In a recent study published in the Journal of Nutritional Science, researchers explored whether epigallocatechin-3-gallate (EGCG), a polyphenol found in green tea, reduces inflammation and improves iron status through an experiment involving laboratory rats.
Their results indicate that EGCG can reduce the concentration of serum amyloid A (SAA), associated with heightened inflammatory response.
Study: Effects of green tea polyphenols on inflammation and iron status. Image Credit: 5 second Studio/Shutterstock.com
Background
Iron deficiency, which affects nearly one in five children under five, is associated with anemia and other health concerns. Inflammation can also increase iron storage in the body, reducing its availability in plasma.
Obesity can cause chronic inflammation, resulting in poorer iron status. Scientists are exploring non-pharmacological, including dietary, approaches to improve iron status by reducing inflammation.
Plant polyphenols are micronutrients known to reduce inflammation and are abundant in green tea, which is both popular and widely available.

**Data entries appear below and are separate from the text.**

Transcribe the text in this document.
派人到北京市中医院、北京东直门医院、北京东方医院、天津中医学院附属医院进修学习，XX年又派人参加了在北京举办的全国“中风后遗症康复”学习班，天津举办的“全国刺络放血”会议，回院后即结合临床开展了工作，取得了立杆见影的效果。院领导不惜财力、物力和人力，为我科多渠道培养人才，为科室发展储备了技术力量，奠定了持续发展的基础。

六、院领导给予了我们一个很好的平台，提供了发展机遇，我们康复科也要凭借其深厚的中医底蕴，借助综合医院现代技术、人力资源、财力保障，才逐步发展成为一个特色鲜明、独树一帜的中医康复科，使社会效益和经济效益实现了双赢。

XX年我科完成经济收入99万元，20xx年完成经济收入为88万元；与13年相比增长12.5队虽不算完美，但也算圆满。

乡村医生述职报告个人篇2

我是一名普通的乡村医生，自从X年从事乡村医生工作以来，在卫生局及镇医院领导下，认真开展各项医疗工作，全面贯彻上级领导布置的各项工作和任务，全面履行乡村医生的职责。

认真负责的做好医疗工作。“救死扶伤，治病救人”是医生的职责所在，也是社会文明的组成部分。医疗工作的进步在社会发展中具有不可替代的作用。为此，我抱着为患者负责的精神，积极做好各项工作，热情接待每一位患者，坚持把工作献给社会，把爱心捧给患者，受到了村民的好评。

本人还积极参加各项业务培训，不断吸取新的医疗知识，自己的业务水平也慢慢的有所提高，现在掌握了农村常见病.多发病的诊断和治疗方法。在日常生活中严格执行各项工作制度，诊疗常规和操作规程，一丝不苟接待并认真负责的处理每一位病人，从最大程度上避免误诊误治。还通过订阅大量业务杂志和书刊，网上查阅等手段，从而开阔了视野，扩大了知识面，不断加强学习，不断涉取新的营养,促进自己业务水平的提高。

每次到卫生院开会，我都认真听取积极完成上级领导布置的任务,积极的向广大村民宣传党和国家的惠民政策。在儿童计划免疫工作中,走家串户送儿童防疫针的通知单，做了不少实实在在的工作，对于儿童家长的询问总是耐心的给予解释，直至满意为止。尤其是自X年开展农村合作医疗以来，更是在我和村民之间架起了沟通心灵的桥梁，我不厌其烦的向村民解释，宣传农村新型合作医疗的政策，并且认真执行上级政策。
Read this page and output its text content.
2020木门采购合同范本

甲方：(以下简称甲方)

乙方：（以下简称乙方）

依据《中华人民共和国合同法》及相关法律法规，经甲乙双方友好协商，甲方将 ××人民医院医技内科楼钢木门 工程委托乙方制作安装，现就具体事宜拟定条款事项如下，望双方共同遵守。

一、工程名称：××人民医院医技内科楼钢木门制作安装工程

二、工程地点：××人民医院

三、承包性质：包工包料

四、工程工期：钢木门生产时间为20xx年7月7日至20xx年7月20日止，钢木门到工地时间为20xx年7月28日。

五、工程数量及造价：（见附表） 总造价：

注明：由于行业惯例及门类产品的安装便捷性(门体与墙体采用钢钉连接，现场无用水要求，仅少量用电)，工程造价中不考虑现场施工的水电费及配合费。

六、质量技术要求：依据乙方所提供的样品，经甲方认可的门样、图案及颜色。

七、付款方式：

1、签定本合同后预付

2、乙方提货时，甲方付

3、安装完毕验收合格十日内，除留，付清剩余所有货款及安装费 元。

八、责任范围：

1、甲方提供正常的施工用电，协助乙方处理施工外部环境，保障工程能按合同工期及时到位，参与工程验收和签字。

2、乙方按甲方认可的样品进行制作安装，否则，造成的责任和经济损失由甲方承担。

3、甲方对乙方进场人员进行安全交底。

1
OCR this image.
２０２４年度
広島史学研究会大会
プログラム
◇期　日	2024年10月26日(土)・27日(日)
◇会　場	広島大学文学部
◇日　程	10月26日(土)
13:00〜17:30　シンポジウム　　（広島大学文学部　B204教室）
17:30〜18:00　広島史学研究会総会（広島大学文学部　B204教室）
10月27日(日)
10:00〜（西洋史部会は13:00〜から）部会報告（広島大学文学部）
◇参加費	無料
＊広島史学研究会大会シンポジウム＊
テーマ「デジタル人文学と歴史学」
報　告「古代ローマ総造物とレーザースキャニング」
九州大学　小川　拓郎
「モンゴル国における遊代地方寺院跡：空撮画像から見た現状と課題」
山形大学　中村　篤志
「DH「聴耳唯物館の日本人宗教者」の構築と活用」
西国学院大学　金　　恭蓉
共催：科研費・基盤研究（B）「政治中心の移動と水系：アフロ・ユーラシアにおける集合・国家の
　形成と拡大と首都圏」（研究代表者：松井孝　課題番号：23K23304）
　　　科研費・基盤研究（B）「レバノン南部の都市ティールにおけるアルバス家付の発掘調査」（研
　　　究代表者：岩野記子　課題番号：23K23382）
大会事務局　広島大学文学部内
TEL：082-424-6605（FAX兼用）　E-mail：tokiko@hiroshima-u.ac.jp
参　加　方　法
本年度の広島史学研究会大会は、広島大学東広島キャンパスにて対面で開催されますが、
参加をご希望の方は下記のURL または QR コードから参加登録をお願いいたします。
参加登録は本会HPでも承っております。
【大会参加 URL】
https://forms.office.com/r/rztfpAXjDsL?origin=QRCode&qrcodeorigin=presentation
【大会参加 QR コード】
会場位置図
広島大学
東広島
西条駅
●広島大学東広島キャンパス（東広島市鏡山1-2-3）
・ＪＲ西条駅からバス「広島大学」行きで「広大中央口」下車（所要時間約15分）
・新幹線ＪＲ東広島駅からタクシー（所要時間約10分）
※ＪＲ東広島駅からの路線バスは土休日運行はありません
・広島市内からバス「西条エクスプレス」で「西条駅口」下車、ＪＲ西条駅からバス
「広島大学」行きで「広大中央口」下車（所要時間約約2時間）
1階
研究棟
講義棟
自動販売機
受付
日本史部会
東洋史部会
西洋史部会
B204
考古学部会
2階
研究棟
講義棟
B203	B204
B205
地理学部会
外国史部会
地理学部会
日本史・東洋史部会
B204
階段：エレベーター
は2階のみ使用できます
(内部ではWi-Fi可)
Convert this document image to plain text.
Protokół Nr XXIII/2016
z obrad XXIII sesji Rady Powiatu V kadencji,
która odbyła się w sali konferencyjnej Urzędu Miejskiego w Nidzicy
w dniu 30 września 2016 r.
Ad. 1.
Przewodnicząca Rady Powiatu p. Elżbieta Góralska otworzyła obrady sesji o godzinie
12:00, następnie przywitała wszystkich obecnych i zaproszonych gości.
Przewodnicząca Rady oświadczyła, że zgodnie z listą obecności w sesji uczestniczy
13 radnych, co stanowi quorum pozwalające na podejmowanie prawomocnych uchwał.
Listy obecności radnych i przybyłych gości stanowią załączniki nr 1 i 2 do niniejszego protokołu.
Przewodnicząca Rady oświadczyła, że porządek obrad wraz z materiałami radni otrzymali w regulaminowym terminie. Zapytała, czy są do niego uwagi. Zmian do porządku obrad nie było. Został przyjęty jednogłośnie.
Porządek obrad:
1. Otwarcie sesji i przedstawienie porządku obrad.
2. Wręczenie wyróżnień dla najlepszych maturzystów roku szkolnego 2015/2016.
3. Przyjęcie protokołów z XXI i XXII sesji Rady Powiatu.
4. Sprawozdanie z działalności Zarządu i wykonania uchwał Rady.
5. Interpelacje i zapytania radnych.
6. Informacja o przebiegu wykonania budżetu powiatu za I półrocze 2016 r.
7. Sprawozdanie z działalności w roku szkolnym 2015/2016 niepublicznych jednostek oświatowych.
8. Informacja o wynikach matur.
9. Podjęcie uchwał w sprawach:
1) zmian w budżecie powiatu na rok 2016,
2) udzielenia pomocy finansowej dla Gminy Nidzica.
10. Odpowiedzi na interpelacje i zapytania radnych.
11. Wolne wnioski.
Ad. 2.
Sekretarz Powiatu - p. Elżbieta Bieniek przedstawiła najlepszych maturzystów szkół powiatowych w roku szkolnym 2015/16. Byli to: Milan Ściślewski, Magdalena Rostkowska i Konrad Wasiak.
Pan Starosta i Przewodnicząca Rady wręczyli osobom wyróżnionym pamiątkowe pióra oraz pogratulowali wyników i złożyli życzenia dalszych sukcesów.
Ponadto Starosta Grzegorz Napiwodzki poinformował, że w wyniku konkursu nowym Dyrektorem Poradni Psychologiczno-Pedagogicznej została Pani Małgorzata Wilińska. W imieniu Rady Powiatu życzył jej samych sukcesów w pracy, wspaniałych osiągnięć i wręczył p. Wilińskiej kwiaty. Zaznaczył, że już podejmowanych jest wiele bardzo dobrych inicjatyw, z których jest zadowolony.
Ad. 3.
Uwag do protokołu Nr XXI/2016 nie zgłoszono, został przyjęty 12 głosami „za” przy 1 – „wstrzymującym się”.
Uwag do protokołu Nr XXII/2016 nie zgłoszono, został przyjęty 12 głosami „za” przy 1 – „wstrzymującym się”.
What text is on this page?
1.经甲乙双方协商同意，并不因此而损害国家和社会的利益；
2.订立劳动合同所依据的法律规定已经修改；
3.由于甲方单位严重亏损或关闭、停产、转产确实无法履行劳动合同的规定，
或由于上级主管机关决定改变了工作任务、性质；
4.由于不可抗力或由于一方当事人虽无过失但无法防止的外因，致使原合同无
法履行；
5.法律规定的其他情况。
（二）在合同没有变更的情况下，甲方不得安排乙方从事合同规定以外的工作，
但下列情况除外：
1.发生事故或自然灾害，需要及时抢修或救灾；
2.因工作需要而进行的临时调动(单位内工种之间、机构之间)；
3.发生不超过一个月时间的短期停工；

Green tea polyphenols are known as catechins, of which the most common is EGCG. While the role of EGCG in reducing inflammation has been studied, whether this could then improve iron status remains unknown.
About the study
Researchers from universities in Iowa and Indiana aimed to explore whether LPS-driven inflammation affects iron status and whether EGCG supplements can alleviate this impact.
They used lipopolysaccharide (LPS) to induce inflammation in albino laboratory rats and examine how inflammation and iron status are related. The experiment included 32 male rats assigned to one of four intervention groups (eight rats per group).
Before the treatments, all the rats were given iron-deficient food for two weeks so that they became iron deficient. Then, eight rats served as negative controls and remained on the iron-deficient diet.
Another eight were in the positive control group and were fed an iron-repletion diet. The first treatment group was given LPS, while the second group was exposed to LPS and EGCG as green tea powder.
Since LPS was administered to the treated rats through thrice-weekly intraperitoneal injections, the control rates were administered intra-peritoneal saline instead.
The research team measured the rats’ food intake and weight daily. After three weeks, the rats were anesthetized to collect blood, liver, and spleen samples.
Serum was extracted from blood samples to quantify iron status in terms of serum iron, hemoglobin, hematocrit, and ferritin, as well as inflammation markers – SAA, C-reactive protein (CRP), and interleukin 6 (IL-6). Total iron concentrations were derived from spleen and liver samples.
Findings
The rats weighed 61g on average when the study began and grew to 269g on average by the end, with no significant differences between the four groups.
Each rat consumed 10g of food per day across the four groups, while the EGCG-supplemented animals consumed about 5.8mg of green tea powder daily.
Negative control rats had lower hemoglobin concentrations than positive control and LPS treatment groups. However, positive control rats did not differ significantly from the two LPS groups. Similar results were seen for hematocrit levels, indicating that EGCG did not affect either of these iron status indicators.
While serum iron concentrations were not significantly lower in the negative control group, LPS-induced inflammation did reduce serum iron compared to the positive control group. Again, EGCG did not affect serum iron levels.
Liver iron levels were similar across all four groups. However, spleen iron levels were lowest in the negative control group; the three remaining groups showed similar concentrations.
A notable finding was the LPS increased the inflammatory marker SAA in the LPS group compared to the rats in the negative control group.
At the same time, ECGC supplementation lowered the SAA levels back to control levels. However, similar results were not seen for the other marker CRP. Surprisingly, IL-6 concentrations were lower in the LPS rats than in those who received EGCG supplementation.
Conclusions
This study is among the first to explore using dietary intervention to counteract inflammatory responses to improve iron levels and yielded mixed results. While LPS did reduce serum iron, EGCG did not counteract this effect.
However, EGCG supplementation did reduce the higher SAA levels caused by LPS, highlighting its anti-inflammatory effects.
The authors noted that they used lower LPS doses than previous studies on rats to reduce mortality. They also discussed the possibility of ‘iron trapping’ in which iron is trapped within the cells, reducing natural flows and thus iron concentrations in serum.
The inconclusive results for CRP could be due to its short half-life. Measuring CRP soon after LPS administration could lead to more significant findings.
Future studies can experiment with different LPS and EGCG dosages and study more biomarkers to shed light on the complex interactions between diet, inflammation, and iron status.